Editorial: Imposed gasoline costs

Aug. 22, 2005
Every time lawmakers or regulators tighten specifications for gasoline or diesel fuel-and there have been many such times in the past 15 years-a guessing game begins over cost.

Every time lawmakers or regulators tighten specifications for gasoline or diesel fuel-and there have been many such times in the past 15 years-a guessing game begins over cost. Refiners estimate costs of compliance and project the effect on fuel price. Government officials proposing the new specification do likewise and project price effects usually much lower.

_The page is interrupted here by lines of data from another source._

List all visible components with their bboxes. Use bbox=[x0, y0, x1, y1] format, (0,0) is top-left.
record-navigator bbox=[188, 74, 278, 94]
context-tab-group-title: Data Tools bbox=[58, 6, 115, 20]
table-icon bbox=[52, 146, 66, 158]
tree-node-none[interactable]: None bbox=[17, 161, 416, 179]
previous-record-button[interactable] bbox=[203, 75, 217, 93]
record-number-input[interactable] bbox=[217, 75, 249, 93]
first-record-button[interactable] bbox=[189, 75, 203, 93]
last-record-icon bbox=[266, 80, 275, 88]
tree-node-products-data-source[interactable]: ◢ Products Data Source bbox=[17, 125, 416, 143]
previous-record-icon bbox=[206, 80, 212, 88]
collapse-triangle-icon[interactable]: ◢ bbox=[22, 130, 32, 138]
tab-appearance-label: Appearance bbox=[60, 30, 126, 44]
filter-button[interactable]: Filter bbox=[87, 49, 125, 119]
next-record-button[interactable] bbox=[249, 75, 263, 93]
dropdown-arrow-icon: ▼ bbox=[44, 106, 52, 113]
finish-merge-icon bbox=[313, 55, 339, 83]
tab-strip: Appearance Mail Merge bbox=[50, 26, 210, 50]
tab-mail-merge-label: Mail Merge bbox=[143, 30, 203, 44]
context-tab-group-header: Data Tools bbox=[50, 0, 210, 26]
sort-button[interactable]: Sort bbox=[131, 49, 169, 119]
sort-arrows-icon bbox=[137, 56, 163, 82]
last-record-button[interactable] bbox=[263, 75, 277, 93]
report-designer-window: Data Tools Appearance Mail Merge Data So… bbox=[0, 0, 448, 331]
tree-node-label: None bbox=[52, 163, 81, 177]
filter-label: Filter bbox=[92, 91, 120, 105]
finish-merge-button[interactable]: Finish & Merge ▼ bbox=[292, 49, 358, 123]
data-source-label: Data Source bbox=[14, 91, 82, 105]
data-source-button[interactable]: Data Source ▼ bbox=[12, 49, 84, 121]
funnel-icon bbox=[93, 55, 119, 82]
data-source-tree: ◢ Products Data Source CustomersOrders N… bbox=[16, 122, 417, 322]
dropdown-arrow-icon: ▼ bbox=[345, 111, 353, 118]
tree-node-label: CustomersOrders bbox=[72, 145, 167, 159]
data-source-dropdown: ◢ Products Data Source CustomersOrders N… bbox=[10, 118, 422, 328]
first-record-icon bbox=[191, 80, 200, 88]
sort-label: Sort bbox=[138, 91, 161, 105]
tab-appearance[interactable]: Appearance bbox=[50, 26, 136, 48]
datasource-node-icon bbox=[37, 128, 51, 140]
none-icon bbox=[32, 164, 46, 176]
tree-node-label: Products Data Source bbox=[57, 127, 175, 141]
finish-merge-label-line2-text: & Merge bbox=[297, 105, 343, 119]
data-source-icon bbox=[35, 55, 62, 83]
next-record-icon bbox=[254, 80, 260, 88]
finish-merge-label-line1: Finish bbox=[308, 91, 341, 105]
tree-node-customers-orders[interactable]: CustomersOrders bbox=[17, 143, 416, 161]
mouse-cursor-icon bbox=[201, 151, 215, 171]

At this political stage, each side is making a case. And at this stage, neither side can know precisely what the price effect will be. Lawmakers and regulators don’t refine crude. They can’t know what the costs will be. Refiners can’t either. They can’t predict the innovations of processing and catalyst technology that will evolve to lower costs as new standards take effect. Neither side can predict market conditions.

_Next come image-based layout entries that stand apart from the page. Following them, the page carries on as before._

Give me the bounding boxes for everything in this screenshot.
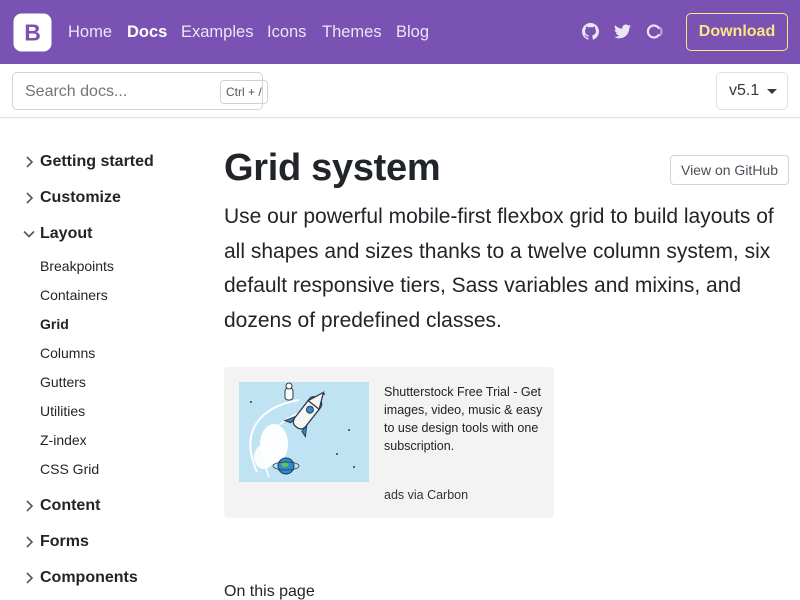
docs-subbar: Ctrl + / v5.1 (0, 64, 800, 118)
lead-paragraph: Use our powerful mobile-first flexbox gr… (224, 205, 774, 332)
sidebar-item-utilities[interactable]: Utilities (40, 402, 85, 420)
sidebar-group-forms[interactable]: Forms (0, 531, 200, 555)
ad-image[interactable] (239, 382, 369, 482)
carbon-ad: Shutterstock Free Trial - Get images, vi… (224, 367, 554, 518)
page-title: Grid system (224, 147, 441, 189)
view-on-github-button[interactable]: View on GitHub (670, 155, 789, 185)
sidebar-group-label: Customize (40, 189, 121, 206)
opencollective-icon[interactable] (644, 21, 664, 41)
nav-examples[interactable]: Examples (181, 22, 253, 42)
sidebar-group-layout[interactable]: Layout (0, 223, 200, 247)
bootstrap-logo[interactable]: B (13, 13, 52, 52)
nav-blog[interactable]: Blog (396, 22, 429, 42)
sidebar-group-label: Getting started (40, 153, 154, 170)
chevron-right-icon (21, 534, 37, 550)
sidebar-item-z-index[interactable]: Z-index (40, 431, 87, 449)
twitter-icon[interactable] (612, 21, 632, 41)
nav-home[interactable]: Home (68, 22, 112, 42)
sidebar-item-breakpoints[interactable]: Breakpoints (40, 257, 114, 275)
chevron-right-icon (21, 570, 37, 586)
sidebar-item-gutters[interactable]: Gutters (40, 373, 86, 391)
search-input[interactable] (25, 82, 205, 102)
search-shortcut-hint: Ctrl + / (220, 80, 268, 104)
github-icon[interactable] (580, 21, 600, 41)
chevron-right-icon (21, 154, 37, 170)
search-box[interactable]: Ctrl + / (12, 72, 268, 110)
sidebar-group-label: Forms (40, 533, 89, 550)
sidebar-item-grid[interactable]: Grid (40, 315, 69, 333)
sidebar-group-content[interactable]: Content (0, 495, 200, 519)
sidebar-group-label: Content (40, 497, 101, 514)
sidebar-group-customize[interactable]: Customize (0, 187, 200, 211)
sidebar-group-components[interactable]: Components (0, 567, 200, 591)
sidebar-group-getting-started[interactable]: Getting started (0, 151, 200, 175)
bootstrap-logo-icon: B (13, 13, 52, 52)
ad-text[interactable]: Shutterstock Free Trial - Get images, vi… (384, 383, 544, 455)
nav-icons[interactable]: Icons (267, 22, 306, 42)
sidebar-item-columns[interactable]: Columns (40, 344, 95, 362)
top-navbar: B Home Docs Examples Icons Themes Blog D… (0, 0, 800, 64)
caret-down-icon (767, 89, 777, 94)
download-button[interactable]: Download (686, 13, 788, 51)
sidebar-item-containers[interactable]: Containers (40, 286, 108, 304)
version-dropdown[interactable]: v5.1 (716, 72, 788, 110)
rocket-illustration-icon (239, 382, 369, 482)
chevron-down-icon (21, 226, 37, 242)
chevron-right-icon (21, 498, 37, 514)
chevron-right-icon (21, 190, 37, 206)
version-label: v5.1 (729, 82, 760, 99)
ad-powered-by[interactable]: ads via Carbon (384, 487, 468, 503)
nav-docs[interactable]: Docs (127, 22, 167, 42)
sidebar-group-label: Layout (40, 225, 93, 242)
sidebar-group-label: Components (40, 569, 138, 586)
nav-themes[interactable]: Themes (322, 22, 382, 42)
sidebar-item-css-grid[interactable]: CSS Grid (40, 460, 99, 478)
on-this-page-heading: On this page (224, 583, 315, 600)
brand-letter: B (24, 20, 41, 46)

The fact remains that nearly anything that toughens fuel standards also raises the costs of fuel manufacture. Sooner or later, the costs affect fuel price. Congress and the Bush administration proved with the Energy Policy Act of 2005 that they don’t understand this.

Handling costs

Refiners handle increased costs in one of two ways. If market conditions allow, they pass them along; if not, they suffer diminished profits, which in a market too soft to absorb new costs are likely already to be low. If the lowered profits last, refiners shutter uneconomic refineries. Eventually, the consequent capacity erosion limits product supply, amplifying price increases that accompany any later increase in demand.

The US has arrived at the crimped-supply, elevated-price position in a cycle roughly of this type. A flurry of laws and regulations in the 1990s greatly tightened fuel standards, beginning with the reformulation and oxygenation of gasoline. Toward the end of the decade, the Environmental Protection Agency lowered ceilings on the sulfur content of gasoline and diesel fuel and reinterpreted the New Source Review program in costly ways.

The toughened fuel standards, of course, have paid off richly with improved US air quality. The improvements justify much of the cost. But the costs-difficult as they are to measure-are real. Because refiners couldn’t recover them in the chronically oversupplied market of most of the 1990s, consumers didn’t feel the effects. For the same reason, however, refining capacity didn’t grow as fast as fuel demand.

There’s no way to say how much of today’s oil and diesel prices reflect yesterday’s cost hikes, which are overwhelmed in any case by high crude prices. But historic expenditures are clear. The American Petroleum Institute says the oil industry spent $47.4 billion during 1994-2003 to bring refineries into compliance with all environmental regulations. The total includes $15.9 billion in capital costs and $31.4 billion in operations and maintenance costs. The burden was not the only reason the number of US refineries by API’s count declined from 194 in 1990 to 144 at the end of 2004. But it was a strong one.

Now, even though capacity increases in surviving plants have mostly offset the 1990-2004 closures, there’s not enough refining capacity relative to product demand, which continues to rise. A market this tight readily compensates cost.

As long as these conditions-so unlike those of the 1990s-prevail, new costs will flow with relative ease to retail price. And new cost increases loom. Refiners are in the middle of a phased reduction in the sulfur content of gasoline. Next year they’ll begin meeting unnecessarily strict requirements for ultralow-sulfur diesel fuel. API estimates the sulfur requirements add 4.5¢/gal to the price of gasoline and will add 11.6¢/gal or more to the price of diesel.

Unjustified costs

Those costs, notwithstanding the diesel overkill, at least have an environmental justification. The same can’t be said about the new energy bill’s huge mandate for ethanol. The tax-subsidized material is costly to handle and contains less energy than gasoline. That the mandate will raise fuel costs is beyond dispute. Inevitably, consumers will pay.

In politics and news reports, attention to fuel prices is growing in the US. The price of crude properly gets most of the blame. But it must not obscure the influence of costs imposed by laws and regulations. More such effects lie just ahead. Consumers won’t like them. They shouldn’t. Some of the costs have no justification and never should have been imposed.